Whenever we type something on our computers we sometimes misspell, misplace or even miss out a word while writing an email or making a report. Thanks to one of the components of NLP systems, we are warned by red or blue underlines that we made a mistake. Automatic grammar checking notices and highlights spelling and grammatical errors within the text. One particularly popular example of this is Grammarly, which leverages NLP to provide spelling and grammatical error checking.
Part-of-speech tagging is another prominent NLP component that labels each word in a text with an appropriate part of speech (noun, verb, adjective or adverb). It is useful for determining relationships within words and spotting specific language patterns. This task isn’t as simple as it may sound, as most words may have different parts of speech. For example, ‘rain’ can be both a noun and a verb depending on the context. Listed below are some examples of common part-of-speech tagging techniques:
Rule-Based Method: if a word ends with ‘ion’ or ‘er’, such as ‘station’ or ‘worker’, it must be assigned to a noun. If it ends with ‘ed’ or ‘ing’

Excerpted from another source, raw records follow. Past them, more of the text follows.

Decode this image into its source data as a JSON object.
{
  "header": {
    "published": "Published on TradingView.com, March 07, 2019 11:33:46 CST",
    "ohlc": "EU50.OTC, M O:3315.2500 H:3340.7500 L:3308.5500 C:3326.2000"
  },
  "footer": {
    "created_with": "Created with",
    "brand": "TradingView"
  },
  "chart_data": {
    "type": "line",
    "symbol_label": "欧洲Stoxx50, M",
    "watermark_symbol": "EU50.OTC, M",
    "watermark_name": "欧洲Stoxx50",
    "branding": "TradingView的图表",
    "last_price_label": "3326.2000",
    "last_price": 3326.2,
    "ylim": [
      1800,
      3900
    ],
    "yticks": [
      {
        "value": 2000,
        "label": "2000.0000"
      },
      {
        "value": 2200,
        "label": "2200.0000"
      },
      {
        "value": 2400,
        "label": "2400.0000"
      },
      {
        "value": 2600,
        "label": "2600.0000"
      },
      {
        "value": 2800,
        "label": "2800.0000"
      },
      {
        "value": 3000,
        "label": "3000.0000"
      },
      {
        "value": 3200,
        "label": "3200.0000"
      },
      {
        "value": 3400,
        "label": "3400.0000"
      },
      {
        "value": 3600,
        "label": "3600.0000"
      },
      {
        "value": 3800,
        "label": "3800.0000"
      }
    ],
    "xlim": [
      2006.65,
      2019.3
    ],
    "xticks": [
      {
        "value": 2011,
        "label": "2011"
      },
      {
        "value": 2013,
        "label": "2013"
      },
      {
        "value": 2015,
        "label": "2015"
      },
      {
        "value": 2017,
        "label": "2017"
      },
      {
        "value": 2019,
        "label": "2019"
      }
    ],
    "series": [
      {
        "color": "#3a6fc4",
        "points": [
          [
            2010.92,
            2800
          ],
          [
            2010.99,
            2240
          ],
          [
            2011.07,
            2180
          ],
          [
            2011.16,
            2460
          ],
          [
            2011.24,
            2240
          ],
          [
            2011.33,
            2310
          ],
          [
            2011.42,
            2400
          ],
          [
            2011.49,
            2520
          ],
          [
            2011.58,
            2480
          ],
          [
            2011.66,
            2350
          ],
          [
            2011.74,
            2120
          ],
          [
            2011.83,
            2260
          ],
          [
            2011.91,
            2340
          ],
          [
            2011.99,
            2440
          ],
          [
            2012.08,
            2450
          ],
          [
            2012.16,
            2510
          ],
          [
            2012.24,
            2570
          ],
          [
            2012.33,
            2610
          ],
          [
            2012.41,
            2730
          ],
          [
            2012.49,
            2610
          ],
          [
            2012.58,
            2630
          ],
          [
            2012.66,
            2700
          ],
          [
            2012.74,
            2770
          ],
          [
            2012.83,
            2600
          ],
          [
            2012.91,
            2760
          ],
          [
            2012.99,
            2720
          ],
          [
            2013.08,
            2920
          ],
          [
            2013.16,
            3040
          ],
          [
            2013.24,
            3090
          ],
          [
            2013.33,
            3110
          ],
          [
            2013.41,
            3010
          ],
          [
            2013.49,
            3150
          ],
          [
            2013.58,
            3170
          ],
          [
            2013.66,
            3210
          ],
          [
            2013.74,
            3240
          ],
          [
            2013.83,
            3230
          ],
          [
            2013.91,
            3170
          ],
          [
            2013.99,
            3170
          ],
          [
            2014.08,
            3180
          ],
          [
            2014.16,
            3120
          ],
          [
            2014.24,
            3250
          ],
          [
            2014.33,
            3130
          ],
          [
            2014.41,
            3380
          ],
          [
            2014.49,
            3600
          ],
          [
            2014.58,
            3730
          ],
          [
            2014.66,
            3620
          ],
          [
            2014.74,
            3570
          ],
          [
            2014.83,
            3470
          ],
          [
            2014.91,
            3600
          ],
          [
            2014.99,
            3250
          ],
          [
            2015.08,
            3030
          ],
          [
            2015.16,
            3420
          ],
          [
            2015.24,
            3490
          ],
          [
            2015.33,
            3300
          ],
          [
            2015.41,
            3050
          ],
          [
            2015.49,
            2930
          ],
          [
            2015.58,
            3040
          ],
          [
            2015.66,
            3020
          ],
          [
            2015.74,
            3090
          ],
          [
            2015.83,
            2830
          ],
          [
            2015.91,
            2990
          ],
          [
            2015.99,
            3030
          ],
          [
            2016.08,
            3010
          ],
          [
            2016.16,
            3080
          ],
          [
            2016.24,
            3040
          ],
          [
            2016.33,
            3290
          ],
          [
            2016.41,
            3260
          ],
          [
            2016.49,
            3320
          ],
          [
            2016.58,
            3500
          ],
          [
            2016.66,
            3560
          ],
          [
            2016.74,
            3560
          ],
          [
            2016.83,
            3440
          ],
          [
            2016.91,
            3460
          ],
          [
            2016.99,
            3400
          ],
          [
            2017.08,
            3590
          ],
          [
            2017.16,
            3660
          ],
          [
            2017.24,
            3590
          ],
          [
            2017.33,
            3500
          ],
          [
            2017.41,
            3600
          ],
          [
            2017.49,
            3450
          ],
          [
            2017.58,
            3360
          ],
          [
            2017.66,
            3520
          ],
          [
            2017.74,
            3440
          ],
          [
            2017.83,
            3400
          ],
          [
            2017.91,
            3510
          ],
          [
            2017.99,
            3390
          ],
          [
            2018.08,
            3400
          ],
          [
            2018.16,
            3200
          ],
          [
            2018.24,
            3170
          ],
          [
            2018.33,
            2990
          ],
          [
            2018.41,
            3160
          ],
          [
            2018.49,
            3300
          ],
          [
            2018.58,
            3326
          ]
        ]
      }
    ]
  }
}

Stochastic Method: it assigns POS tags based on how often a particular tag sequence occurred and how common it is
Identifying the right part of speech helps to better understand the meaning and subtext of sentences.
Automatic text condensing and summarisation
Automatic text condensing and summarisation processes reduce the size of a text to a more succinct version. They preserve key information and rule out some phrases or words that either have no meaning, or do not carry information critical to understanding the text. This application of natural language processing comes in handy when creating news digests or news bulletins and generating headlines.
Syntactic analysis is used to draw exact meaning from text. It checks whether a text conveys its meaning by comparing it to the grammatical rules. As an example of this, consider the sentence: swim go pool in Jack. This sentence is grammatically incorrect and it simply doesn’t make sense, despite containing all of the components required to generate a grammatically correct sentence. Syntactic analysis is used to show us whether the given sentence conveys its logical meaning and whether it’s grammatically correct.
Natural language processing has many practical applications in the real world, but empowering machines to make sense of natural language and to be able to generate novel text is an incredibly difficult task. Most human languages obey a set of rules, but likewise, most human languages also have irregularities and exceptions to these rules. In addition to this, there can be meaning in what is not said, additional context that can change the meaning of text, and intentional ambiguity.
All of this makes it very difficult and labour intensive for humans to directly teach machines to understand natural language. Instead, deep learning empowers machines with the ability to derive rules and meaning from text by itself, with the help of extremely large datasets and powerful processors. This leads to many practical applications for deep learning and NLP, including chatbots, translation services, and text generation.